The Norwegian Christmas is known as "Jul." It is a holiday similar to those of other predominantly Christian nations, but has experienced a long history of evolution to reach the form it takes today.
Yule---from which "Jul" (the Norwegian word for "Christmas") derives---was originally a pagan festival celebrated some time between mid December and mid January by the Germanic people. It was a time of drinking and celebrating fertility, the harvest, birth, and death.
The first record of Jul festivities in Norway can be found in "Ynglinga Saga," the first book of the Old Norse kings' saga, "Heimskingla," written by Icelandic poet and historian Snorri Sturluson. Nigel Pennick and Prudence Jones note that "Heimskingla" mentions a Jul feast in Norway as early as the year 840. "Heimskingla" describes the Jul festivities: Livestock were sacrificed and their blood smeared on the pedestals of the idols; there was feasting on the meat of the animals; and fires were lit and toasts were made to the Norse gods.
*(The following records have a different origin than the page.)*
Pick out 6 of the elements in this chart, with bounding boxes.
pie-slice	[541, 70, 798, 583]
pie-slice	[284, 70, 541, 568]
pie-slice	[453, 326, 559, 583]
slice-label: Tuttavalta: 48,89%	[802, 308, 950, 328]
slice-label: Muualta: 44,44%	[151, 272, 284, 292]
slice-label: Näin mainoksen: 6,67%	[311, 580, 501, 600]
King Haakon I of Norway, also known as Haakon the Good, is recognized as initiating efforts to convert Norway to Christianity. King Haakon I ruled Norway from 934 to 961---and it was during this time that he fixed the date of Jul to December 25, in order to align the festival with the birth date of Christ.
Christmas in modern Norway is celebrated on December 24 and is a festival that has evolved to reflect both Christian and pagan customs. The feasting remains, but today dishes include mutton, fish, sauerkraut, and potatoes. Usually a rice pudding containing one almond is served and whoever gets the almond in their serving wins a "mandelgave," a small prize.
The Norwegian "Julenisse" is similar to Santa Claus, but as stavanger-web.com points out, the "nisser" (elves) had existed in Norway long before the birth of Christ.
One custom from ancient times, and adapted by other countries, is that of the Yule log. History.com states that the ancient Norse, in their celebration of winter solstice, used the Yule log, and credits the Norse Yule log as the source of the traditional fireplace scene in Christmas imagery.
As Norwegian customs have influenced other countries, so have other countries influenced Norwegian customs. The tree, for example, is a central part in Norwegian Christmas celebrations. History.com explains that on December 24, the tree is decorated and the ritual of "circling the tree" is performed, in which families hold hands and form a ring around the tree, singing carols as they circle it. However, it was not until the late 19th century that the Christmas tree was introduced from Germany.
In the 19th and 20th centuries, hundreds of thousands of Norwegians immigrated to the United States and Canada. The main settlements were in the Midwest and Pacific regions of the United States. Kathleen Stocker observed that immigrants discovered a more commercial approach to Christmas in the United States---and that the traditional customs of the Norwegian immigrants mixed with the American approach in a "powerful homogenizing force," which kept the Norwegian Christmas' history of continual evolution.